47. In an ordinary transaction for property, the seller should have been ready and willing to return the advance consideration if the sale could not be completed. In this case, the transaction as per the Petitioners commenced in 2019 and has remained unperformed till date. Petitioners have neither taken steps to refund the amount, rescind the agreement or perform the agreement. And even today, seek to retain the said amount. The Petitioners are unwilling to return the amount of Rs. 23 lakhs to the Respondent No. 2. In these facts, the contention of the Petitioner that Respondent No. 2 has a remedy to recover this amount by filing a civil suit and no criminal offence is made out is without any merit.
48. Thus, on this conspectus of the issue, this Court is not persuaded to accept the submissions of the Petitioner that the subject FIR is liable to be quashed. Moreover, no exceptional or rare circumstances have been shown by Petitioner Nos. 1, 2 and 3, which would require this Court to interfere with the investigation proceedings at this stage.
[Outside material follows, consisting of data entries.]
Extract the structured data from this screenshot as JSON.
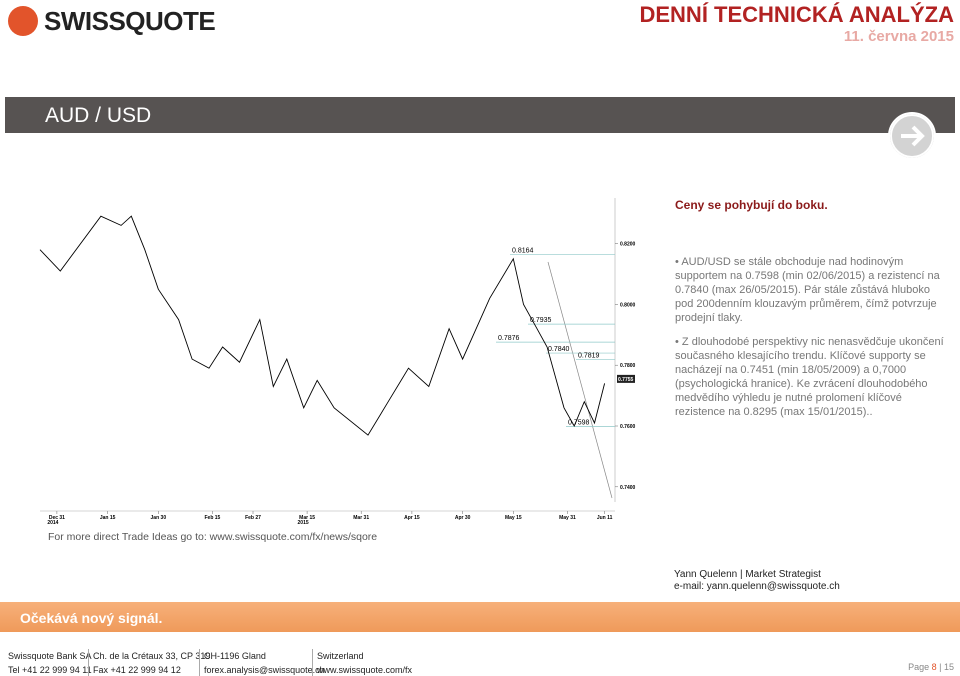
{
  "header": {
    "logo": "SWISSQUOTE",
    "title": "DENNÍ TECHNICKÁ ANALÝZA",
    "date": "11. června 2015"
  },
  "banner": {
    "title": "AUD / USD"
  },
  "subtitle": "Ceny se pohybují do boku.",
  "bullets": [
    "AUD/USD se stále obchoduje nad hodinovým supportem na 0.7598 (min 02/06/2015) a rezistencí na 0.7840 (max 26/05/2015). Pár stále zůstává hluboko pod 200denním klouzavým průměrem, čímž potvrzuje prodejní tlaky.",
    "Z dlouhodobé perspektivy nic nenasvědčuje ukončení současného klesajícího trendu. Klíčové supporty se nacházejí na 0.7451 (min 18/05/2009) a 0,7000 (psychologická hranice). Ke zvrácení dlouhodobého medvědího výhledu je nutné prolomení klíčové rezistence na 0.8295 (max 15/01/2015).."
  ],
  "chart_data": {
    "type": "line",
    "color": "#000000",
    "x": [
      "2014-12-26",
      "2015-01-01",
      "2015-01-13",
      "2015-01-19",
      "2015-01-22",
      "2015-01-26",
      "2015-01-30",
      "2015-02-05",
      "2015-02-09",
      "2015-02-14",
      "2015-02-18",
      "2015-02-23",
      "2015-03-01",
      "2015-03-05",
      "2015-03-09",
      "2015-03-14",
      "2015-03-18",
      "2015-03-23",
      "2015-04-02",
      "2015-04-08",
      "2015-04-14",
      "2015-04-20",
      "2015-04-26",
      "2015-04-30",
      "2015-05-08",
      "2015-05-15",
      "2015-05-18",
      "2015-05-22",
      "2015-05-25",
      "2015-05-30",
      "2015-06-02",
      "2015-06-05",
      "2015-06-08",
      "2015-06-11"
    ],
    "values": [
      0.818,
      0.811,
      0.829,
      0.826,
      0.829,
      0.818,
      0.805,
      0.795,
      0.782,
      0.779,
      0.786,
      0.781,
      0.795,
      0.773,
      0.782,
      0.766,
      0.775,
      0.766,
      0.757,
      0.768,
      0.779,
      0.773,
      0.792,
      0.782,
      0.802,
      0.815,
      0.8,
      0.792,
      0.786,
      0.766,
      0.76,
      0.768,
      0.761,
      0.774
    ],
    "xlim": [
      "2014-12-26",
      "2015-06-12"
    ],
    "xticks": [
      {
        "value": "2014-12-31",
        "label": "Dec 31"
      },
      {
        "value": "2015-01-15",
        "label": "Jan 15"
      },
      {
        "value": "2015-01-30",
        "label": "Jan 30"
      },
      {
        "value": "2015-02-15",
        "label": "Feb 15"
      },
      {
        "value": "2015-02-27",
        "label": "Feb 27"
      },
      {
        "value": "2015-03-15",
        "label": "Mar 15"
      },
      {
        "value": "2015-03-31",
        "label": "Mar 31"
      },
      {
        "value": "2015-04-15",
        "label": "Apr 15"
      },
      {
        "value": "2015-04-30",
        "label": "Apr 30"
      },
      {
        "value": "2015-05-15",
        "label": "May 15"
      },
      {
        "value": "2015-05-31",
        "label": "May 31"
      },
      {
        "value": "2015-06-11",
        "label": "Jun 11"
      }
    ],
    "year_labels": [
      {
        "value": "2014-12-31",
        "label": "2014"
      },
      {
        "value": "2015-03-15",
        "label": "2015"
      }
    ],
    "ylim": [
      0.735,
      0.835
    ],
    "yticks": [
      {
        "value": 0.82,
        "label": "0.8200"
      },
      {
        "value": 0.8,
        "label": "0.8000"
      },
      {
        "value": 0.78,
        "label": "0.7800"
      },
      {
        "value": 0.76,
        "label": "0.7600"
      },
      {
        "value": 0.74,
        "label": "0.7400"
      }
    ],
    "price_label": {
      "value": 0.7755,
      "label": "0.7755"
    },
    "levels": [
      {
        "value": 0.8164,
        "label": "0.8164"
      },
      {
        "value": 0.7935,
        "label": "0.7935"
      },
      {
        "value": 0.7876,
        "label": "0.7876"
      },
      {
        "value": 0.784,
        "label": "0.7840"
      },
      {
        "value": 0.7819,
        "label": "0.7819"
      },
      {
        "value": 0.7598,
        "label": "0.7598"
      }
    ]
  },
  "link": "For more direct Trade Ideas go to: www.swissquote.com/fx/news/sqore",
  "author": {
    "name": "Yann Quelenn | Market Strategist",
    "email": "e-mail: yann.quelenn@swissquote.ch"
  },
  "signal": "Očekává nový signál.",
  "footer": {
    "columns": [
      [
        "Swissquote Bank SA",
        "Tel +41 22 999 94 11"
      ],
      [
        "Ch. de la Crétaux 33, CP 319",
        "Fax +41 22 999 94 12"
      ],
      [
        "CH-1196 Gland",
        "forex.analysis@swissquote.ch"
      ],
      [
        "Switzerland",
        "www.swissquote.com/fx"
      ]
    ],
    "page_word": "Page",
    "page": "8",
    "pages": "15"
  }
}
49. It would also be relevant to refer the judgment of Supreme Court passed in Rakhi Mishra vs State of Bihar and Others[2] wherein it has been held that the High Court can use its power under Section 482 of Cr.P.C. only in exceptional circumstances when a prima facie case is not made out against the accused. Furthermore, the Supreme Court in the case of Tilly
Gifford v. Michael Floyd Eshwar and Anr.[3] has observed as under:
50. In the present case as noted above, the admitted facts demonstrate that Petitioner Nos. 1, 2 and 3 after having persuaded Respondent No. 2 to transfer a substantial amount of Rs. 23 lakhs have failed to return the same or offer any reasonable explanation for retaining the said amount. The Petitioners have failed to show that the allegations levelled by the Respondent No. 2 are improbable or absurd or the allegations do not constitute commission of an offence.
51. Petitioner Nos. 4, 5 and 6 do not find any mention in the FIR and therefore, this Court is unable to appreciate the basis for the said Petitioners filing the present petition for quashing.
52. The petition is accordingly, dismissed and at the request of the Petitioners the amount of Rs. 23 lakhs deposited with the registry of this Court is directed to be returned to the Petitioners.
53. It is however, clarified that the observations made by this Court are only for the purpose of deciding the present petition and shall have no bearing on the merits of the case during the trial.
54. Pending applications stand disposed of.